Avarice, the she-wolf who "molte genti fe già viver grame" (made many people live wretchedly) tightly clasps the bag of her treasure to her breast making a pillow of it. Hand and face contracted into a continuous and terrible grimacing effort of possession. She sits on an even larger bag in precarious balance, almost clutching it between her legs, not realising she is crushing a faceless corpse, the apocalyptic emblem of the poverty of others, the ultimate wreck washed up to her by the vast ocean of hunger which devours thousands of skeletal, pot-bellied men, women and children every day. The air seems to echo with their endless wails.

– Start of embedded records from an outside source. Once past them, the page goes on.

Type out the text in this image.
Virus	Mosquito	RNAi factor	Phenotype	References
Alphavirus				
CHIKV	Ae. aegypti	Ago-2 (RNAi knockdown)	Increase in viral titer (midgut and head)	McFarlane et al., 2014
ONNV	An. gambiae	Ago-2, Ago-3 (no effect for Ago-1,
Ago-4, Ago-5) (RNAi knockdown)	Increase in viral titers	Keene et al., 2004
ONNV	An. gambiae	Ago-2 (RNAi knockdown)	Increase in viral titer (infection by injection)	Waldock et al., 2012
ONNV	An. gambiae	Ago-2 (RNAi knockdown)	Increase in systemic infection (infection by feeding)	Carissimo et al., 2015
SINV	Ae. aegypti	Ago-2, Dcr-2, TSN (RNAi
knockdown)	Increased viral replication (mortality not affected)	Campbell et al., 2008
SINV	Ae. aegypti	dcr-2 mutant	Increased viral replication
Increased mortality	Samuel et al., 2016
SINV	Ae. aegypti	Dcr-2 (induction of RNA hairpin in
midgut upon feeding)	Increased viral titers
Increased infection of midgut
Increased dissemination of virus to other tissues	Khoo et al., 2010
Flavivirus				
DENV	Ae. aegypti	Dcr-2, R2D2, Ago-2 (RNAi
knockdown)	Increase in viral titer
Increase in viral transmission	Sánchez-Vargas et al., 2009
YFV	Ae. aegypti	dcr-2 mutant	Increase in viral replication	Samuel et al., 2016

Like a "lupa... carca nella sua magrezza" (she-wolf ... burdened by its thinness) or "usura che offende la divina bontade" (usury that offends divine benevolence), the woman clutches her treasure, anxious not to lose it but to make it grow, so the shadow clutches at her body and strips the flesh off her shapes. The angled and bowed glance cannot see. It is blinded - as Cyprian wrote - by a thick deep fog of avarice which deprives her of any splendour of truth. Her face is impassive. Her long slim body is exaggeratedly thin; her long, thin legs, sinewy like her foot, with only its tip resting on the ground.
It is all too easy to see in the two large bags a reference to those rocks which in Hell the miserly people push with their breasts, looked down on by Dante with cold disdain, reduced as they are to pure matter in movement having hidden their souls in matter itself.